Tauromaquia is not dead

El regreso de las corridas de toros a Bogotá ha transformado mi barrio en un coto privado de los "aficionados". Seamos claros: la policía antimotines no está garantizando derechos sino protegiendo privilegios de clase. Hechos duros como el precio de las entradas, el uso indiscriminado de las calles como parqueadero de camionetas ostentosas y el despliegue represivo -cortándonos el paso a los vecinos, poniendo retenes y haciendo requisas humillantes- convierten todo esto en una exhibición de poder y arrogancia. Los señoritos son los dueños del espacio público y a nosotros nos toca aguantarnos. Creo que se equivoca Alfredo Molano cuando dice que en Bogotá el toreo es cultura popular. Aquí es un espectáculo de gomelos culiapretados con la cabeza untada de gomina, imitadores de sus equivalentes pijos del barrio de Salamanca en Madrid. 
 Ahora bien, digamos que recibí la suficiente exposición al toreo desde la infancia para saber apreciarlo en su dimensión estética, histórica, simbólica. Durante un tiempo incluso era capaz de disfrutar de las corridas y llegué a comprenderlas desde los textos de Bergamín (no así desde los textos de Ortega, que me siguen pareciendo odas masculinoides a la charcutería de inspiración legionaria y testicular). Tampoco fui nunca un aficionado, ni siquiera un entendido. Hace unos diez años fui a Las Ventas para ver torear a José Tomás, un polémico matador a quien algunos entendidos consideran un genio, una especie de samurai de la lidia. José Tomás, en efecto, era todo lo que decían de él, todo era cierto, tanto las críticas como las alabanzas. José Tomás era un suicida, un loco temerario, un subnormal, un cirujano, un mago, un payaso solemne, un médium, un prestidigitador. Nunca he visto nada parecido, no ya en una plaza de toros, sino en ninguna parte. El enfrentamiento de dos criaturas fabulosas en una exaltación de la VIDA, intensidades y colores y pasiones estallando en el espacio, dolor y lucha sin tregua en un movimiento que, para decirlo con Ernesto de Martino, ponían en escena una crisis de la presencia, una instancia de negociación típica de la magia en la que el chamán provoca voluntariamente la disolución de su subjetividad para, durante la lidia, recuperarla colectivamente, para todos, para el pueblo. Y al mismo tiempo, el sufrimiento del toro, la manera en la que se entregaba a la lucha, peleando por su vida y finalmente asumiendo la llegada de la muerte, su confusión, la crueldad de que nadie le hubiera consultado a él si quería estar allí haciendo eso. Todo me conmovió tanto que me puse a llorar como un niño. 

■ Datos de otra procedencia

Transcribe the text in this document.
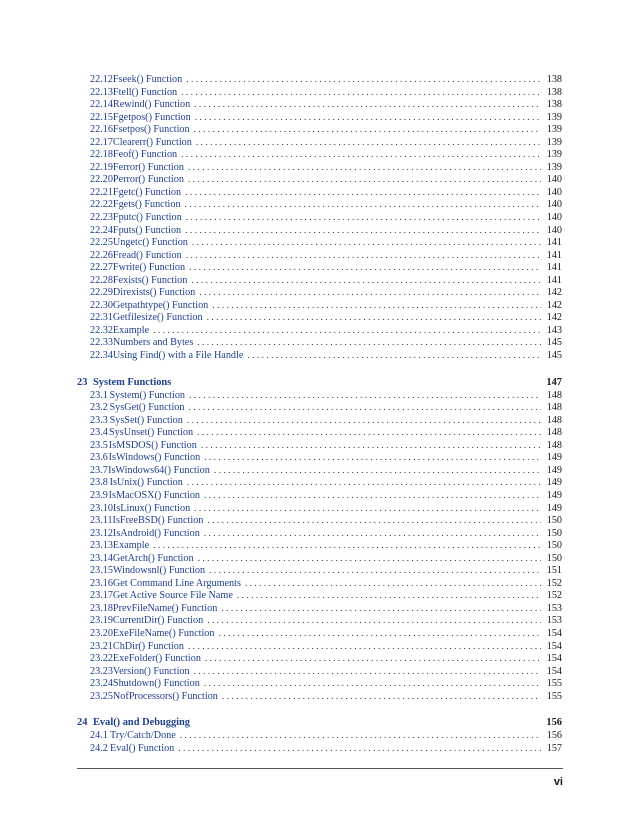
22.12 Fseek() Function . . .	138
22.13 Ftell() Function . . .	138
22.14 Rewind() Function . . .	138
22.15 Fgetpos() Function . . .	139
22.16 Fsetpos() Function . . .	139
22.17 Clearerr() Function . . .	139
22.18 Feof() Function . . .	139
22.19 Ferror() Function . . .	139
22.20 Perror() Function . . .	140
22.21 Fgetc() Function . . .	140
22.22 Fgets() Function . . .	140
22.23 Fputc() Function . . .	140
22.24 Fputs() Function . . .	140
22.25 Ungetc() Function . . .	141
22.26 Fread() Function . . .	141
22.27 Fwrite() Function . . .	141
22.28 Fexists() Function . . .	141
22.29 Direxists() Function . . .	142
22.30 Getpathtype() Function . . .	142
22.31 Getfilesize() Function . . .	142
22.32 Example . . .	143
22.33 Numbers and Bytes . . .	145
22.34 Using Find() with a File Handle . . .	145
23 System Functions	147
23.1 System() Function . . .	148
23.2 SysGet() Function . . .	148
23.3 SysSet() Function . . .	148
23.4 SysUnset() Function . . .	148
23.5 IsMSDOS() Function . . .	148
23.6 IsWindows() Function . . .	149
23.7 IsWindows64() Function . . .	149
23.8 IsUnix() Function . . .	149
23.9 IsMacOSX() Function . . .	149
23.10 IsLinux() Function . . .	149
23.11 IsFreeBSD() Function . . .	150
23.12 IsAndroid() Function . . .	150
23.13 Example . . .	150
23.14 GetArch() Function . . .	150
23.15 Windowsnl() Function . . .	151
23.16 Get Command Line Arguments . . .	152
23.17 Get Active Source File Name . . .	152
23.18 PrevFileName() Function . . .	153
23.19 CurrentDir() Function . . .	153
23.20 ExeFileName() Function . . .	154
23.21 ChDir() Function . . .	154
23.22 ExeFolder() Function . . .	154
23.23 Version() Function . . .	154
23.24 Shutdown() Function . . .	155
23.25 NofProcessors() Function . . .	155
24 Eval() and Debugging	156
24.1 Try/Catch/Done . . .	156
24.2 Eval() Function . . .	157
vi
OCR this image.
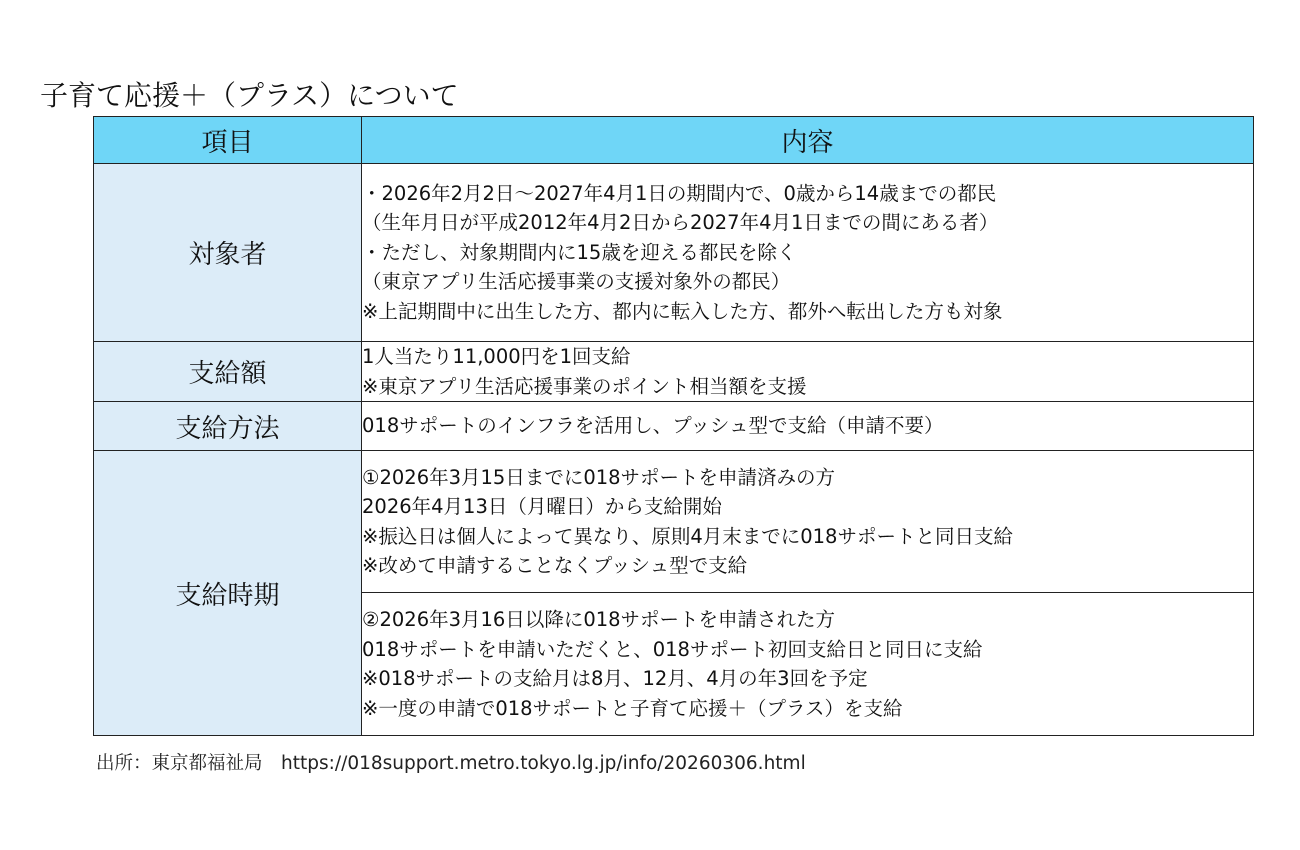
子育て応援＋（プラス）について
項目	内容
対象者	・2026年2月2日～2027年4月1日の期間内で、0歳から14歳までの都民
（生年月日が平成2012年4月2日から2027年4月1日までの間にある者）
・ただし、対象期間内に15歳を迎える都民を除く
（東京アプリ生活応援事業の支援対象外の都民）
※上記期間中に出生した方、都内に転入した方、都外へ転出した方も対象

支給額	1人当たり11,000円を1回支給
※東京アプリ生活応援事業のポイント相当額を支援

支給方法	018サポートのインフラを活用し、プッシュ型で支給（申請不要）

支給時期	①2026年3月15日までに018サポートを申請済みの方
2026年4月13日（月曜日）から支給開始
※振込日は個人によって異なり、原則4月末までに018サポートと同日支給
※改めて申請することなくプッシュ型で支給

	②2026年3月16日以降に018サポートを申請された方
018サポートを申請いただくと、018サポート初回支給日と同日に支給
※018サポートの支給月は8月、12月、4月の年3回を予定
※一度の申請で018サポートと子育て応援＋（プラス）を支給
出所：東京都福祉局　https://018support.metro.tokyo.lg.jp/info/20260306.html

Lloraba por el toro, pero también por el torero, a quien no se me habría ocurrido mirar como un asesino, sino como una de las últimas figuras sociales que, en estos tiempos modernos, corresponden a lugar del hechicero (recordemos que en las sociedades primitivas y hasta la Edad Media el mago era, como el verdugo, una persona marcada por el tabú, alguien venerado y a la vez rechazado por la comunidad). Después de esa experiencia nunca más he podido ver una corrida de toros. Me dan nauseas, ganas de llorar, ganas de morirme, un dolor casi cósmico, risa nerviosa, escalofríos, rabia. No me cabe duda de que los animalistas se equivocan en sus argumentos de cabo a rabo. Todo lo que dicen me parece superficial, bobo, falsamente "moderno". No hay violencia criminal en el ruedo, ni crímenes de lesa animalidad ni nada por el estilo. Los animalistas no entienden nada de nada, con su moralidad de Walt Disney y su liberalismo pecueco, mezcla de Meryl Streep y Pepe Mujica. Están encantados de sentirse mejores personas que el resto de los mortales. Por mí se pueden ir todos a la mierda. Los señoritos de camisita perfumada y los antitaurinos. ¡Fuera todos! ¡Largo de mi barrio!